Because there is no official designation or board certification for a “sarcoma specialist,” people may define it differently, she says. The PRG report listed criteria for multidisciplinary sarcoma centers, and the Alliance has updated them:

  •     A sarcoma medical group consisting of all specialties, including surgical, orthopedic and medical oncologists; radiologists; pathologists; and oncology nursing as well as rehabilitation services.
  •     At least one group member who belongs to a sarcoma-oriented medical organization, such as the Connective Tissue Oncology Society (CTOS).
  •     Publications concerning sarcoma in peer-reviewed journals.
  •     Sarcoma conferences (e.g. Tumor Board), where sarcoma group members meet at least once per month to discuss patient care issues.
  •     At least 100 sarcoma patients seen per year.
  •     MRI imaging available; PET scans desired.
  •     Patient enrollment in clinical trials.
  •     Strong support personnel such as social workers, psychologists and psychiatrists.
  •      Sarcoma support group desired.

“Since there are approximately 50 types of sarcoma, accurate diagnosis by a world-class pathologist is the first step in an optimal treatment plan. Surgery, radiation therapy and chemotherapy are all critical approaches toward treatment of the primary tumor, prevention of tumor spread, and therapy of sarcoma even after it has spread to other sites. Radiologists are key to diagnosis, recurrence, and assessment of response to therapy. Rare diseases such as sarcoma are best managed by an experienced multidisciplinary team at a comprehensive cancer center such as The Sylvester Cancer Center in Miami,” says Jonathan Trent, MD, PhD, a sarcoma medical oncologist who recently moved to Miami from the M.D. Anderson Cancer Center in Houston. He will present research at this week's meeting in Chicago.

Especially with a rare cancer, most doctors will not mind if a patient seeks a second opinion. It's a bad sign if a physician is offended, Murphy says. Sarcoma centers allow patients to schedule appointments without a referral from their current physicians, although some insurance plans may require a referral for reimbursement. Sarcoma centers often can help patients with insurance questions, as well as travel plans.

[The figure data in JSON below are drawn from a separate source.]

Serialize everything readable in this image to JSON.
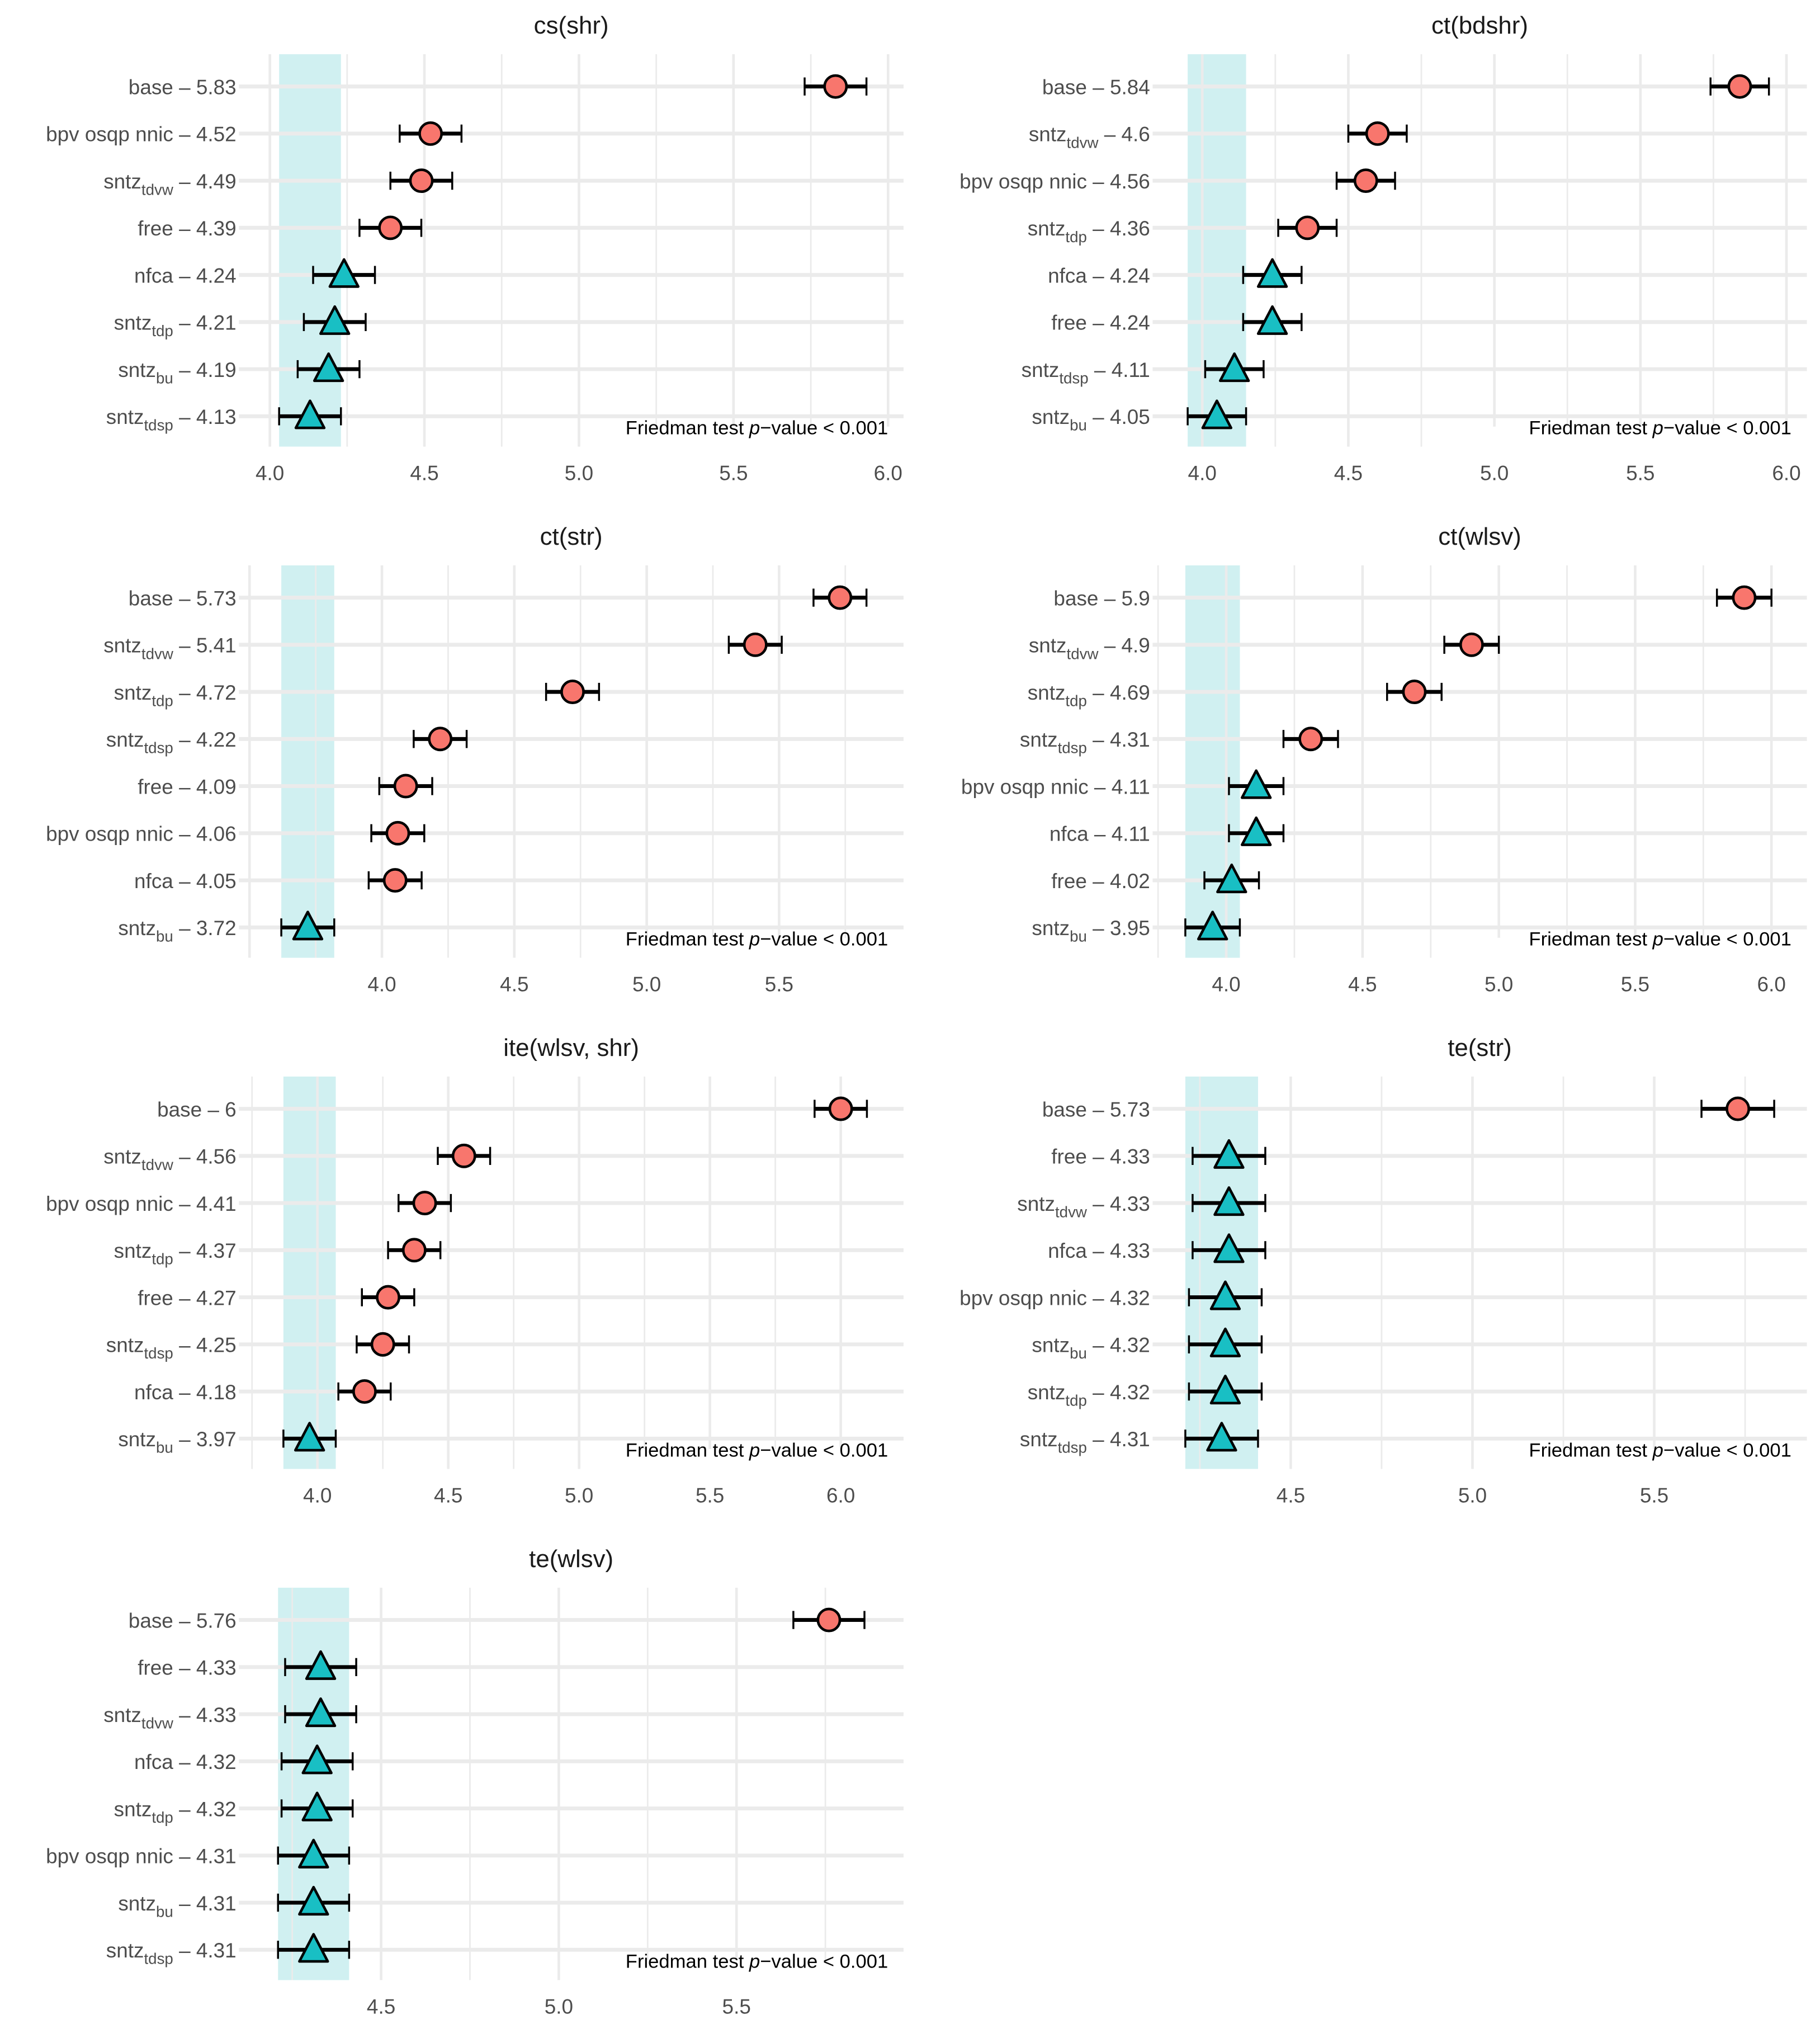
{
  "chart_data": [
    {
      "type": "scatter",
      "title": "cs(shr)",
      "xlim": [
        3.9,
        6.05
      ],
      "xticks": [
        "4.0",
        "4.5",
        "5.0",
        "5.5",
        "6.0"
      ],
      "ci_halfwidth": 0.1,
      "items": [
        {
          "name": "base",
          "sub": "",
          "value": 5.83,
          "group": "worse"
        },
        {
          "name": "bpv osqp nnic",
          "sub": "",
          "value": 4.52,
          "group": "worse"
        },
        {
          "name": "sntz",
          "sub": "tdvw",
          "value": 4.49,
          "group": "worse"
        },
        {
          "name": "free",
          "sub": "",
          "value": 4.39,
          "group": "worse"
        },
        {
          "name": "nfca",
          "sub": "",
          "value": 4.24,
          "group": "best"
        },
        {
          "name": "sntz",
          "sub": "tdp",
          "value": 4.21,
          "group": "best"
        },
        {
          "name": "sntz",
          "sub": "bu",
          "value": 4.19,
          "group": "best"
        },
        {
          "name": "sntz",
          "sub": "tdsp",
          "value": 4.13,
          "group": "best"
        }
      ]
    },
    {
      "type": "scatter",
      "title": "ct(bdshr)",
      "xlim": [
        3.83,
        6.07
      ],
      "xticks": [
        "4.0",
        "4.5",
        "5.0",
        "5.5",
        "6.0"
      ],
      "ci_halfwidth": 0.1,
      "items": [
        {
          "name": "base",
          "sub": "",
          "value": 5.84,
          "group": "worse"
        },
        {
          "name": "sntz",
          "sub": "tdvw",
          "value": 4.6,
          "group": "worse"
        },
        {
          "name": "bpv osqp nnic",
          "sub": "",
          "value": 4.56,
          "group": "worse"
        },
        {
          "name": "sntz",
          "sub": "tdp",
          "value": 4.36,
          "group": "worse"
        },
        {
          "name": "nfca",
          "sub": "",
          "value": 4.24,
          "group": "best"
        },
        {
          "name": "free",
          "sub": "",
          "value": 4.24,
          "group": "best"
        },
        {
          "name": "sntz",
          "sub": "tdsp",
          "value": 4.11,
          "group": "best"
        },
        {
          "name": "sntz",
          "sub": "bu",
          "value": 4.05,
          "group": "best"
        }
      ]
    },
    {
      "type": "scatter",
      "title": "ct(str)",
      "xlim": [
        3.46,
        5.97
      ],
      "xticks": [
        "4.0",
        "4.5",
        "5.0",
        "5.5"
      ],
      "ci_halfwidth": 0.1,
      "items": [
        {
          "name": "base",
          "sub": "",
          "value": 5.73,
          "group": "worse"
        },
        {
          "name": "sntz",
          "sub": "tdvw",
          "value": 5.41,
          "group": "worse"
        },
        {
          "name": "sntz",
          "sub": "tdp",
          "value": 4.72,
          "group": "worse"
        },
        {
          "name": "sntz",
          "sub": "tdsp",
          "value": 4.22,
          "group": "worse"
        },
        {
          "name": "free",
          "sub": "",
          "value": 4.09,
          "group": "worse"
        },
        {
          "name": "bpv osqp nnic",
          "sub": "",
          "value": 4.06,
          "group": "worse"
        },
        {
          "name": "nfca",
          "sub": "",
          "value": 4.05,
          "group": "worse"
        },
        {
          "name": "sntz",
          "sub": "bu",
          "value": 3.72,
          "group": "best"
        }
      ]
    },
    {
      "type": "scatter",
      "title": "ct(wlsv)",
      "xlim": [
        3.73,
        6.13
      ],
      "xticks": [
        "4.0",
        "4.5",
        "5.0",
        "5.5",
        "6.0"
      ],
      "ci_halfwidth": 0.1,
      "items": [
        {
          "name": "base",
          "sub": "",
          "value": 5.9,
          "group": "worse"
        },
        {
          "name": "sntz",
          "sub": "tdvw",
          "value": 4.9,
          "group": "worse"
        },
        {
          "name": "sntz",
          "sub": "tdp",
          "value": 4.69,
          "group": "worse"
        },
        {
          "name": "sntz",
          "sub": "tdsp",
          "value": 4.31,
          "group": "worse"
        },
        {
          "name": "bpv osqp nnic",
          "sub": "",
          "value": 4.11,
          "group": "best"
        },
        {
          "name": "nfca",
          "sub": "",
          "value": 4.11,
          "group": "best"
        },
        {
          "name": "free",
          "sub": "",
          "value": 4.02,
          "group": "best"
        },
        {
          "name": "sntz",
          "sub": "bu",
          "value": 3.95,
          "group": "best"
        }
      ]
    },
    {
      "type": "scatter",
      "title": "ite(wlsv, shr)",
      "xlim": [
        3.7,
        6.24
      ],
      "xticks": [
        "4.0",
        "4.5",
        "5.0",
        "5.5",
        "6.0"
      ],
      "ci_halfwidth": 0.1,
      "items": [
        {
          "name": "base",
          "sub": "",
          "value": 6,
          "label": "6",
          "group": "worse"
        },
        {
          "name": "sntz",
          "sub": "tdvw",
          "value": 4.56,
          "group": "worse"
        },
        {
          "name": "bpv osqp nnic",
          "sub": "",
          "value": 4.41,
          "group": "worse"
        },
        {
          "name": "sntz",
          "sub": "tdp",
          "value": 4.37,
          "group": "worse"
        },
        {
          "name": "free",
          "sub": "",
          "value": 4.27,
          "group": "worse"
        },
        {
          "name": "sntz",
          "sub": "tdsp",
          "value": 4.25,
          "group": "worse"
        },
        {
          "name": "nfca",
          "sub": "",
          "value": 4.18,
          "group": "worse"
        },
        {
          "name": "sntz",
          "sub": "bu",
          "value": 3.97,
          "group": "best"
        }
      ]
    },
    {
      "type": "scatter",
      "title": "te(str)",
      "xlim": [
        4.12,
        5.92
      ],
      "xticks": [
        "4.5",
        "5.0",
        "5.5"
      ],
      "ci_halfwidth": 0.1,
      "items": [
        {
          "name": "base",
          "sub": "",
          "value": 5.73,
          "group": "worse"
        },
        {
          "name": "free",
          "sub": "",
          "value": 4.33,
          "group": "best"
        },
        {
          "name": "sntz",
          "sub": "tdvw",
          "value": 4.33,
          "group": "best"
        },
        {
          "name": "nfca",
          "sub": "",
          "value": 4.33,
          "group": "best"
        },
        {
          "name": "bpv osqp nnic",
          "sub": "",
          "value": 4.32,
          "group": "best"
        },
        {
          "name": "sntz",
          "sub": "bu",
          "value": 4.32,
          "group": "best"
        },
        {
          "name": "sntz",
          "sub": "tdp",
          "value": 4.32,
          "group": "best"
        },
        {
          "name": "sntz",
          "sub": "tdsp",
          "value": 4.31,
          "group": "best"
        }
      ]
    },
    {
      "type": "scatter",
      "title": "te(wlsv)",
      "xlim": [
        4.1,
        5.97
      ],
      "xticks": [
        "4.5",
        "5.0",
        "5.5"
      ],
      "ci_halfwidth": 0.1,
      "items": [
        {
          "name": "base",
          "sub": "",
          "value": 5.76,
          "group": "worse"
        },
        {
          "name": "free",
          "sub": "",
          "value": 4.33,
          "group": "best"
        },
        {
          "name": "sntz",
          "sub": "tdvw",
          "value": 4.33,
          "group": "best"
        },
        {
          "name": "nfca",
          "sub": "",
          "value": 4.32,
          "group": "best"
        },
        {
          "name": "sntz",
          "sub": "tdp",
          "value": 4.32,
          "group": "best"
        },
        {
          "name": "bpv osqp nnic",
          "sub": "",
          "value": 4.31,
          "group": "best"
        },
        {
          "name": "sntz",
          "sub": "bu",
          "value": 4.31,
          "group": "best"
        },
        {
          "name": "sntz",
          "sub": "tdsp",
          "value": 4.31,
          "group": "best"
        }
      ]
    }
  ],
  "annotation": "Friedman test p−value < 0.001",
  "annotation_parts": {
    "pre": "Friedman test ",
    "italic": "p",
    "post": "−value < 0.001"
  },
  "colors": {
    "worse": "#F8766D",
    "best": "#19BFC4",
    "band": "#D0F0F1",
    "grid": "#EBEBEB"
  }
}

After getting a second opinion, some patients may choose to get part or all of their treatment closer to home, with a doctor in the sarcoma center consulting with the local doctor, Murphy says. If nothing else, a second opinion may reassure patients that they are getting the best treatment available.

The Sarcoma Alliance, a national nonprofit based in Mill Valley, Calif., offers guidance, education and support for people affected by sarcoma.